I never suggested that Charrles & Co were selling anything, just potentially converting their Series B, because while the Series B carry more voting rights than commons, they do not get dividends. If the majority of ENZC value is moving to SAGA, I'd think that they'd want the dividends for a larger % ownership in SAGA post deal, not to mention that they hold "Super-Majority Voting Rights" with the Series A that they hold.

Anyway, my question is "when" are they required to notify shareholders. For example, I know somebody else brought this up yesterday, and it's a logical conclusion, but lets say that Series B convert at a 10:1 rate (10 commons for every 1 series B). "IF" they (Charles & Co.) are converting some of their Series B, it would 100% increase the OS of commons. When would they be required to disclose that increase to shareholders?

You also asked "what was my worry?" I'd say that my concern pertaining to all of this (possible B conversions) is that come November 20th (Q3 due on 11/15 + typical Charles extension = 11/20) OTCM is going to be updated and our OS is going to change from where it is now, to almost maxed out at 3.9ish Billion.

There were only around 220M shares that moved from restricted to unrestricted last quarter, yet we've traded roughly 1B+ since the end of May/beginning of June. The large majority of those 1B+ have come from OTCN & INTL, both non-Joe-Retail MM's. So where are those shares coming from? I'm sure some of them were the newly unrestricted shares, but what about the rest?

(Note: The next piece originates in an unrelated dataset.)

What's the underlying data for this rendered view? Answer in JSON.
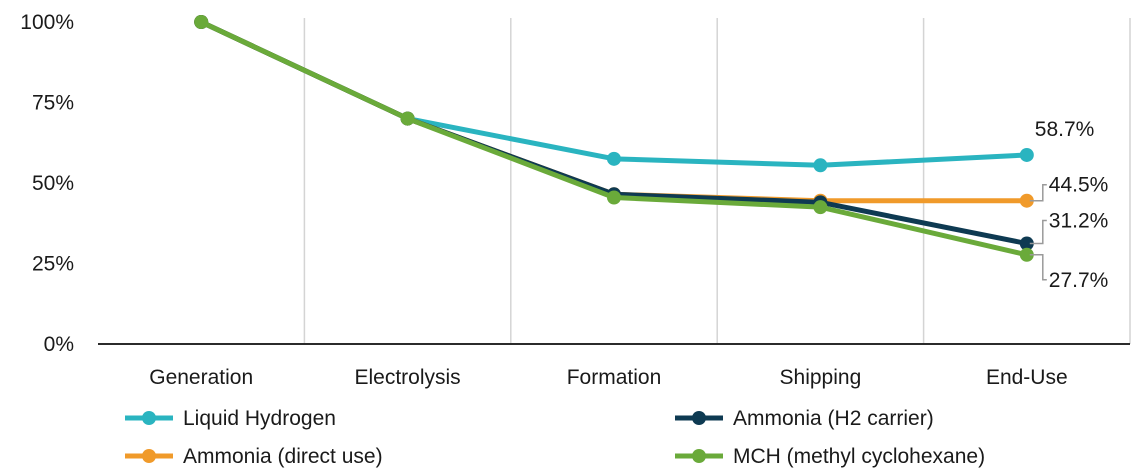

The new required cooling-off period covers the later of: 90 days before trading under a 10b5-1 plan can be activated, or two business days after disclosure in a periodic report of the issuer’s financial results for the quarter in which the plan was adopted.

The Bottom Line
Rule 10b5-1 allows insiders to sell company stock by setting up a predetermined plan that specifies in advance the share price, amount, and transaction date. The insider selling the stock and the broker carrying out the transaction must certify that they are not aware of any material nonpublic information (MNPI).